El siglo XIX ve surgir el daguerrotipo, la fotografía y el cine, evidente competencia para la pintura y la literatura, artes cada vez más instaladas en el fenómeno realista. Y, sin embargo, no debería verse como accidental el hecho de que surgieran, precisamente en ese siglo, invenciones mecánicas para reproducir la realidad. Por un lado, la tecnología y la filosofía habían potenciado la fe en la ciencia: imposible dejar de entender el nacimiento de la fotografía como una especie de acto artístico positivista; más allá de la pintura realista, la fotografía pudo capturar la expresión exacta (por lo menos, eso se pensaba en ese momento) de los personajes fotografiados. Ahora contamos con reproducciones de daguerrotipos que nos permiten saber cómo “eran” Baudelaire, Poe, Chopin, Marx, Darwin...; tal vez todavía no se pensaba que la manera como el fotógrafo elige un segmento del rostro, cierta luz, esa expresión, para producir algo tan creativo como la mirada del pintor, implicaba una interpretación y una selección de la realidad, por más fidedigna o copiada que pareciera a través de un instrumento mecánico.

Quizás no es desmesurado suponer que la fotografía sea una invención acabadamente burguesa, necesaria para, en un primer momento, perfeccionar las urgencias de mirarse en un espejo riguroso, de ser mirados con exactitud sin las aparentes desviaciones de la interpretación pictórica. Salvo los mejores retratos del siglo pasado, en los que podemos adivinar una tentativa psicologista, es cierto que muchos de los que se hicieron sólo eran una mala copia costumbrista de una persona posando: eso no es un problema de la fotografía sino del fotógrafo o, tal vez, de las premuras vanidosas del modelo. De todos modos, esa idea del retrato prosigue en aquellas personas que conciben a la cámara como un instrumento chabacano, no como un ojo selectivo, que puede “inmortalizar” la primera sonrisa del bebé, la fiesta de quince años, tal inolvidable día en la playa...

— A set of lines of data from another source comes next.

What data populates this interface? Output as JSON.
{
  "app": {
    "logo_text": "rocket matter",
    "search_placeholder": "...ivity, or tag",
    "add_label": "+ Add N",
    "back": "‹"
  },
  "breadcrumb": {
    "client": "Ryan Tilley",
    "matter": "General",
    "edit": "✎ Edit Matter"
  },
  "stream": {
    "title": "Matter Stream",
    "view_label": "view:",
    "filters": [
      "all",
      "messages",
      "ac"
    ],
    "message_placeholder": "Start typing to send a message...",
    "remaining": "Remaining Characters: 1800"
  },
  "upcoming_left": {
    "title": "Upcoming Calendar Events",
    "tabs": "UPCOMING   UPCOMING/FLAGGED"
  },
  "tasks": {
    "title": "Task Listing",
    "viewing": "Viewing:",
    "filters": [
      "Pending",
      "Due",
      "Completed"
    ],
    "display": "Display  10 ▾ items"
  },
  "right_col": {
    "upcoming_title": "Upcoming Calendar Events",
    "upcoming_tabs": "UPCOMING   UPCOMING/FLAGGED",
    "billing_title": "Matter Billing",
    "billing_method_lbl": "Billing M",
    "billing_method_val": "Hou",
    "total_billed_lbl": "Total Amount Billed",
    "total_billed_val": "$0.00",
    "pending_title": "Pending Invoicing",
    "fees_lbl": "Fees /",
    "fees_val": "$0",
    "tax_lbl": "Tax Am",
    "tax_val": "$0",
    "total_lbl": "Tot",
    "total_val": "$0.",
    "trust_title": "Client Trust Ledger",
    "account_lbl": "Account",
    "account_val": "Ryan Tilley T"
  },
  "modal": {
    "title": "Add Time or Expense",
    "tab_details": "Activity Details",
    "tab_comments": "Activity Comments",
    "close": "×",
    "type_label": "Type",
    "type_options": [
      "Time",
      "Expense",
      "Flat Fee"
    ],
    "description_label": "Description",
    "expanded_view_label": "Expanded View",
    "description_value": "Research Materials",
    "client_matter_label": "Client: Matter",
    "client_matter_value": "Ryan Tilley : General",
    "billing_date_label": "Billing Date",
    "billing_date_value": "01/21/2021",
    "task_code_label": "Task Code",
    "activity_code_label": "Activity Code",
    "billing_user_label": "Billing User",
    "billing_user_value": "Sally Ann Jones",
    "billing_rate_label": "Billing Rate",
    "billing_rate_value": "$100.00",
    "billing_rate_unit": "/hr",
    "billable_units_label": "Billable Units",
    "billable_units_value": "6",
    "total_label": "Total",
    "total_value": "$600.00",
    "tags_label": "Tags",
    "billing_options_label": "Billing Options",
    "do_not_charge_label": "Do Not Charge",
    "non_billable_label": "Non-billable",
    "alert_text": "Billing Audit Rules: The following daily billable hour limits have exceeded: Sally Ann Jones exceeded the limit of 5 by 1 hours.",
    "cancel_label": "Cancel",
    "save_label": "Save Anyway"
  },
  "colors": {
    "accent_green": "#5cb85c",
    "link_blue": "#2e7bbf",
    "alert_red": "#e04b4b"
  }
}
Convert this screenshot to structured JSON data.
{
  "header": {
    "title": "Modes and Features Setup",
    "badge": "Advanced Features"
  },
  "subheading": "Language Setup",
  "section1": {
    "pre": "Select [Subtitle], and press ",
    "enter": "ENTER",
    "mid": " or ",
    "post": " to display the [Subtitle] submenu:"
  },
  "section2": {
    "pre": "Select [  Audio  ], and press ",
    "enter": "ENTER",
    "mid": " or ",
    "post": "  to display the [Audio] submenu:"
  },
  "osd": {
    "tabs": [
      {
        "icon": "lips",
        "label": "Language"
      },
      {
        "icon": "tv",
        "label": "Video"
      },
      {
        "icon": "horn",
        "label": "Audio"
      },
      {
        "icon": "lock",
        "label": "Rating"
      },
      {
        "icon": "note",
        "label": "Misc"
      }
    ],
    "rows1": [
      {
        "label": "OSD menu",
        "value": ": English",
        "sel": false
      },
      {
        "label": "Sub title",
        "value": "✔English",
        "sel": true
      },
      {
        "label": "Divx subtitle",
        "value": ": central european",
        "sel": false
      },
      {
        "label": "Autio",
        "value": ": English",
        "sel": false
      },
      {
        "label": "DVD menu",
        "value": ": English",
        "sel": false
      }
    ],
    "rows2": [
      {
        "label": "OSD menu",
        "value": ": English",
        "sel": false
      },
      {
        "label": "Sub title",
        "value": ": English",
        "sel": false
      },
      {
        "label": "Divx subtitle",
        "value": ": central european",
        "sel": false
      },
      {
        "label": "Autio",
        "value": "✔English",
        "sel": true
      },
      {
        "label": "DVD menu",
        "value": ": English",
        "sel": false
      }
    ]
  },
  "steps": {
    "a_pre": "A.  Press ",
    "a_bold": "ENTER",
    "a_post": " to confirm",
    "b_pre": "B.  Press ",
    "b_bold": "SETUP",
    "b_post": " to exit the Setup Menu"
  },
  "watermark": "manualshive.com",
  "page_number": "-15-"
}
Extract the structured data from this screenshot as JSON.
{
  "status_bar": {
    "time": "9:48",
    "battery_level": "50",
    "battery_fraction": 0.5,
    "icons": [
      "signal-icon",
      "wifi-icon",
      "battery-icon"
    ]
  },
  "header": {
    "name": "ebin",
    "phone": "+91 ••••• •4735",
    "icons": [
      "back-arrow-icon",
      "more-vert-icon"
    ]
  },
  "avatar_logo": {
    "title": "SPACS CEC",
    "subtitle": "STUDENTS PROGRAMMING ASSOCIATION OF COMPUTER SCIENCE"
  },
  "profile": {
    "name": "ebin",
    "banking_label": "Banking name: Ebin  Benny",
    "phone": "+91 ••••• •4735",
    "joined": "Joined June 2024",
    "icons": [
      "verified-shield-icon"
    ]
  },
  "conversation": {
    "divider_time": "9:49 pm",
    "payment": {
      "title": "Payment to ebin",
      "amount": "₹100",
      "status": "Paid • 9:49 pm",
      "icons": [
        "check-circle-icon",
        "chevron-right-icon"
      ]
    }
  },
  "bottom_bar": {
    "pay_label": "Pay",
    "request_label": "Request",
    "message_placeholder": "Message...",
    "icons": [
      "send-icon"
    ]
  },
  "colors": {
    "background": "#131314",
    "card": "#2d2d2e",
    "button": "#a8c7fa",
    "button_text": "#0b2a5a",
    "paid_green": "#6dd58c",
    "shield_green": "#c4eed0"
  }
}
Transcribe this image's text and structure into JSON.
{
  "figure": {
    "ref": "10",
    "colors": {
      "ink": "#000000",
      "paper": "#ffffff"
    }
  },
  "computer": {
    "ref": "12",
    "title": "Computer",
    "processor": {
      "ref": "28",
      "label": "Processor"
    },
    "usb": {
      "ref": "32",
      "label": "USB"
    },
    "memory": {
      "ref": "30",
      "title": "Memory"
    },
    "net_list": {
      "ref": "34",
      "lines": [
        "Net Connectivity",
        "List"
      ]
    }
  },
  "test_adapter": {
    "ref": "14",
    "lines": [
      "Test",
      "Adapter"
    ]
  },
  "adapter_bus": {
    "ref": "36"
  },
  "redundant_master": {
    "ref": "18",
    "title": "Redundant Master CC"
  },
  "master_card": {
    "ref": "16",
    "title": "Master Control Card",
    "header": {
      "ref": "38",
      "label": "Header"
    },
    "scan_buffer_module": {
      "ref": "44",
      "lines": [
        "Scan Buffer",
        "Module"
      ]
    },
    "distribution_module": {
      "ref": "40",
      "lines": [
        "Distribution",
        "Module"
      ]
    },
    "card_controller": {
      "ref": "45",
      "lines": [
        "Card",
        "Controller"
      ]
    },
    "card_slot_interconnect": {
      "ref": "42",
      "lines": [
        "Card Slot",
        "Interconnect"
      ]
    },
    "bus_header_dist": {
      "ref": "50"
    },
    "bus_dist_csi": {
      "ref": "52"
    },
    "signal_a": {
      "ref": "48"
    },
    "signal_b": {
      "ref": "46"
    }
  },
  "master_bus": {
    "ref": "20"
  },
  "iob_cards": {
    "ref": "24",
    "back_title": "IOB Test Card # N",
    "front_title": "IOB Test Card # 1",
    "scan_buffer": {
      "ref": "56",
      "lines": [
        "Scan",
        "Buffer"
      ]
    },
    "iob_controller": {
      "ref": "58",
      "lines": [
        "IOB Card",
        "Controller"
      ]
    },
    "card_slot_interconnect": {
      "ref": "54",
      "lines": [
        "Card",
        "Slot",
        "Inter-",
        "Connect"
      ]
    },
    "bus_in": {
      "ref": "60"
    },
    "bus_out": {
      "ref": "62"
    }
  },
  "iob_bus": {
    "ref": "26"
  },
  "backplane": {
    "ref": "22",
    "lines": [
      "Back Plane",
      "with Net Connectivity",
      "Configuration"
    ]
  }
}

La historia de la humanidad, sobre todo la historia de los avances tecnológicos y el progreso, ha marchado exponencialmente desde la Revolución Industrial; el hombre ha parecido ir más rápido desde 1750 hasta 2014 que desde la prehistoria hasta 1749. No es desmesurado, por tanto, decir lo mismo de la fotografía. A lo mejor, la idea que actualmente tenemos del retrato sigue siendo fundamentalmente figurativa y realista, pero la amplitud y diversidad con que actualmente se maneja la cámara para acercarse a un personaje ha avanzado de manera fulgurante en ciento cincuenta años, tanto técnica como conceptualmente, de la misma manera en que la pintura tardó seis siglos para cambiar sus nociones figurativistas, desde Giotto hasta el hiperrealismo pop de Andy Warhol.

Sí: el retrato fotográfico es mucho más que tomar, con una instamatic, la inmortal sonrisa de la novia; o, con los teléfonos celulares, los llamados selfies.